On the Pacific Rim, tsunamis have taken the lives of thousands in Malaysia and Japan in recent years. Costa Rica has braced for the worst several times during alerts, but none have hit here. Rather than trust to luck, the Cóbano District Council in this Puntarenas canton town opted for prevention.
Last Wednesday, educator Emilio Duran led 11 first graders from a local school to a secure refuge. This is the fourth such drill since 2011. Duran exhorted his charges to, “Don’t run, just walk rapidly… Are we all here? …The quake was big and there can be a tsunami…”
In a country where people often wait until the worst happens in a vain hope that nothing will, the Cóbano plan is refreshing. But the community has an advantage — safe areas 40 meters (about 140 feet) above sea level exist within an easy walking distance of only 200 to 400 meters (yards) of the town.
The Council has taken pains to ensure that the residents all know the escape route to take. This contrasts with the short-sightedness of businessmen in Garabito canton who stopped a similar movement because they felt such negative preparedness was “bad for business.”
Gladys Morua and three other women of Santa Teresa led the movement in 2011, not long after a quake in Peru raised an alert for a tsunami that never happened. Morua also told the newspaper La Nacion that she heard of the possibility of a quake on the Nicoya Peninsula in 2005.
That quake in Nicoya did happen in 2012 but created no tsunami because it was under the peninsula land mass. During the Peru quake “the escape route from San Isidro became congested,” she said, and it occurred to the four women that no one knew what to do to flee disaster.
The effort was backed gladly by the National Emergency Committee and the Bonsai Program of the Japanese Cooperation Agency. After the heavy Nicoya quake on Sept. 5, 2012, the movement was backed by the University of Costa Rica’s National Seismic Network.
It started with concern for the safety of the 215 school children in the village and then gradually passed to education of adults. Morua pointed out that if the tsunami developed as the result of a local quake, the quake itself would be alert enough.
However, if it develops far from the country’s western shore in the Pacific Ocean, radio would alert someone and then a police car would circulate, spreading the warning. The Pacific Ocean, because of its propensity for earth movement and seaquakes, has a network of advance warning triggers,
Comment: The town still probably needs a direct line to the seismic network and a siren. But the town is to be commended for its foresight and action. We might mention that not everyone in Garabito canton is asleep. The hotel Marriot Los Sueños in that area offers prominent placards on its walls instructing vacationers in escape routes.

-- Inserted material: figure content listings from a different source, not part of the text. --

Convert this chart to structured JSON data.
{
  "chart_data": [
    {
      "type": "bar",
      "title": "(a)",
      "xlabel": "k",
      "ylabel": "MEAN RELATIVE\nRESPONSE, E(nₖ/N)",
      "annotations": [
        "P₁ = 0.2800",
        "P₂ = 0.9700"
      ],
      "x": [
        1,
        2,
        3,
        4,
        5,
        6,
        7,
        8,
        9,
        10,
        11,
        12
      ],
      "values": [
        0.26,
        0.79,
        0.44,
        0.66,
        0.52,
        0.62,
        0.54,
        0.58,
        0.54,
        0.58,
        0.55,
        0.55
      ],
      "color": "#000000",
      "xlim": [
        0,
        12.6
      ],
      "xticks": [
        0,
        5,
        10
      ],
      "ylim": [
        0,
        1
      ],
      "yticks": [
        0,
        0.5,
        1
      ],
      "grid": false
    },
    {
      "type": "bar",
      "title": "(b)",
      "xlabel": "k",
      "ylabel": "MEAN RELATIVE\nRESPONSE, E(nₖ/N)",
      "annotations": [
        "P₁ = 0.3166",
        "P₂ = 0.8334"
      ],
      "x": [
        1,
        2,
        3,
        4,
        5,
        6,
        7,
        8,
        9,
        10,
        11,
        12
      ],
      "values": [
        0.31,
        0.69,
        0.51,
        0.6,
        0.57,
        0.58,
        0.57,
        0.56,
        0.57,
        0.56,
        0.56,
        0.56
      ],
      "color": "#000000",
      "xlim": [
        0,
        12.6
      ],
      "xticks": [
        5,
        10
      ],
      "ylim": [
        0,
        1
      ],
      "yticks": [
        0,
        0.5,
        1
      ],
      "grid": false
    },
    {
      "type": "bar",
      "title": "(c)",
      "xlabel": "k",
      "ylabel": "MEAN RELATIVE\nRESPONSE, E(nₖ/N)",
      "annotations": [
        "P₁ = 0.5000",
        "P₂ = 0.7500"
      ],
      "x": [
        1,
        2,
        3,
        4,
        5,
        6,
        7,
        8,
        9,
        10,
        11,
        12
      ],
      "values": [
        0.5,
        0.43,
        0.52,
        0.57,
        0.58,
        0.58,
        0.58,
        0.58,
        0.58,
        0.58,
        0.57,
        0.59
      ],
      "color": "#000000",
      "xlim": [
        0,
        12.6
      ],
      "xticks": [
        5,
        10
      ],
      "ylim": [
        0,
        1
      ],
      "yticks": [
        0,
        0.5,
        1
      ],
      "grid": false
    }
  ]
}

The town that still is in the greatest danger is Puntarenas, a Pacific port city not only threatened by tsunami danger but also by rising ocean levels from global warming caused by melting of the polar icecaps. Not only does it have far more people to move in an emergency but higher ground is some distance away.
So far, the city has done nothing to protect its residents, probably through inertia, a fatalistic attitude or opposition by dim bulb businessmen. One is reminded of the movie Jaws where retailers and resort owners block efforts to save lives from shark attack because such a move would be “bad for business.”